半導体業界、適用除外でも関税の影響から逃れられずPhoto:Bloomberg/gettyimages

 ドナルド・トランプ米大統領が半導体を相互関税の対象から除外したことは、歓迎すべき一時的な救済のように聞こえた。しかし、半導体を組み込んだ消費財は増加の一途のため、業界としてはほとんど安心できない状況にある。

 この「救済」も長続きしない可能性がある。トランプ氏は3日、大統領専用機「エアフォースワン」の機内で、半導体に対する措置が間もなく取られる可能性があると述べた。

 少なくとも現時点では、昨年約820億ドル(約12兆円)に上った米国の直接的な半導体輸入は相互関税適用の対象外となっている。

 しかし、半導体輸入の大半は間接的だ。半導体は通常、米国外で製造され、そこでパッケージングされ、世界中に出荷される電子機器に組み込まれる。米国に輸入される際には最大49%の関税が課される。米国製の半導体でさえ、多くは最終組み立てのために台湾や中国、東南アジアに送られてから、最終顧客に再輸出される。

 こうした間接性があることから、関税が半導体業界にもたらす影響を正確に把握するのは難しい。確実なのは、打撃が大きいということだ。

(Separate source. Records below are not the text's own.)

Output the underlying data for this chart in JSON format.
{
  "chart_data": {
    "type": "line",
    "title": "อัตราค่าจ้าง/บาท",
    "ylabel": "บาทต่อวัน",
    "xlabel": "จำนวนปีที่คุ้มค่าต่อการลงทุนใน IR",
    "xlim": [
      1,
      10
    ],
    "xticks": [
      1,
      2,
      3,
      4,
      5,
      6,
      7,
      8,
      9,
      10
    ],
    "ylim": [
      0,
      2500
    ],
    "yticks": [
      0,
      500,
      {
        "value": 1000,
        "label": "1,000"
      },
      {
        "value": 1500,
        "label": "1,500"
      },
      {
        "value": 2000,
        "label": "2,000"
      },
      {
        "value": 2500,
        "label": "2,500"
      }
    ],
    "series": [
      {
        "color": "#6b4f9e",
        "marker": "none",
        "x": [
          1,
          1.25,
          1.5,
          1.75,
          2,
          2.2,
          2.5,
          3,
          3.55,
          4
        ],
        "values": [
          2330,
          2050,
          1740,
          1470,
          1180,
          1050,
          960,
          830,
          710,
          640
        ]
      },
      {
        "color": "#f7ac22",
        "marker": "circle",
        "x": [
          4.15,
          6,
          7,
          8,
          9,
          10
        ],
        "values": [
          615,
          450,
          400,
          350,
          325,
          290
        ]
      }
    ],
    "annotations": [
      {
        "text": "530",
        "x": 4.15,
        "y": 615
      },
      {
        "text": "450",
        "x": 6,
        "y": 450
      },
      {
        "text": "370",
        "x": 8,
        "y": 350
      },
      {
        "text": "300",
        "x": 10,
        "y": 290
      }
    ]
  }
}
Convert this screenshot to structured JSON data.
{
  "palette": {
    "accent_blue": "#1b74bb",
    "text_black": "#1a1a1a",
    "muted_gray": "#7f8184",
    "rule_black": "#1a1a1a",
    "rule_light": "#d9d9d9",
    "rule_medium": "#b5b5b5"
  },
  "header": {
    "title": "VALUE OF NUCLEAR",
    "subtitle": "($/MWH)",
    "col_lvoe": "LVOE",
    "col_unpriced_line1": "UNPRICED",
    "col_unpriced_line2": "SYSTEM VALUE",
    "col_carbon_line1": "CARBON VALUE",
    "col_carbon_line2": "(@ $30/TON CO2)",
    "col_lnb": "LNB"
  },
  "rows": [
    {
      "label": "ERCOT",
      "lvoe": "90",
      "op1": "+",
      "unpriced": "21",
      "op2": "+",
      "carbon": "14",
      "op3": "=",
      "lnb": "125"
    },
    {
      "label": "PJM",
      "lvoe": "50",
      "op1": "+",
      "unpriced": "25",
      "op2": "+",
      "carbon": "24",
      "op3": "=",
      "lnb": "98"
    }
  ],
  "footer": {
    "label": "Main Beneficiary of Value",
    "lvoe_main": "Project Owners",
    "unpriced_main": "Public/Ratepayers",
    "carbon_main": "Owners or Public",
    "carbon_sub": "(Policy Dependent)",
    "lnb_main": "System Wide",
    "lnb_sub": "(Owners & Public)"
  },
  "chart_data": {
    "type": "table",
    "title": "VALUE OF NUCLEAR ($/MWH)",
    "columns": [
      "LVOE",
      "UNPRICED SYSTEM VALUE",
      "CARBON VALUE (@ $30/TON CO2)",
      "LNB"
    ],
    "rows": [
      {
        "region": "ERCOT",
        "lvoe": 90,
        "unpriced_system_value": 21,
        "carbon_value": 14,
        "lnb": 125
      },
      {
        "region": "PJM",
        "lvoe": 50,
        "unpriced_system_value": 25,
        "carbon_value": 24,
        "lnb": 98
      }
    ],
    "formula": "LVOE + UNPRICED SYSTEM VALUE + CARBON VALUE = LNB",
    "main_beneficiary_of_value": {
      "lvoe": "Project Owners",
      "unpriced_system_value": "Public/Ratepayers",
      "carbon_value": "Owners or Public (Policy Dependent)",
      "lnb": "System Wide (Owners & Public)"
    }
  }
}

 バーンスタイン・リサーチの分析によると、米国は昨年、機械を約5210億ドル、電子機器を約4780億ドル、自動車を約3860億ドル輸入した。これらの製品には大量の半導体が使用されることが多く、価格上昇を受けて消費者が購入を控えれば半導体の売り上げは落ち込む。最終的に半導体メーカーの収益と成長率の低下につながり、利益や株価を圧迫する可能性がある。

 バーンスタインのアナリスト、ステイシー・ラスゴン氏は「全体として、半導体グループ(あるいは率直に言ってどの分野でも)にポジティブな感情はあまり見られない」とメモで指摘した。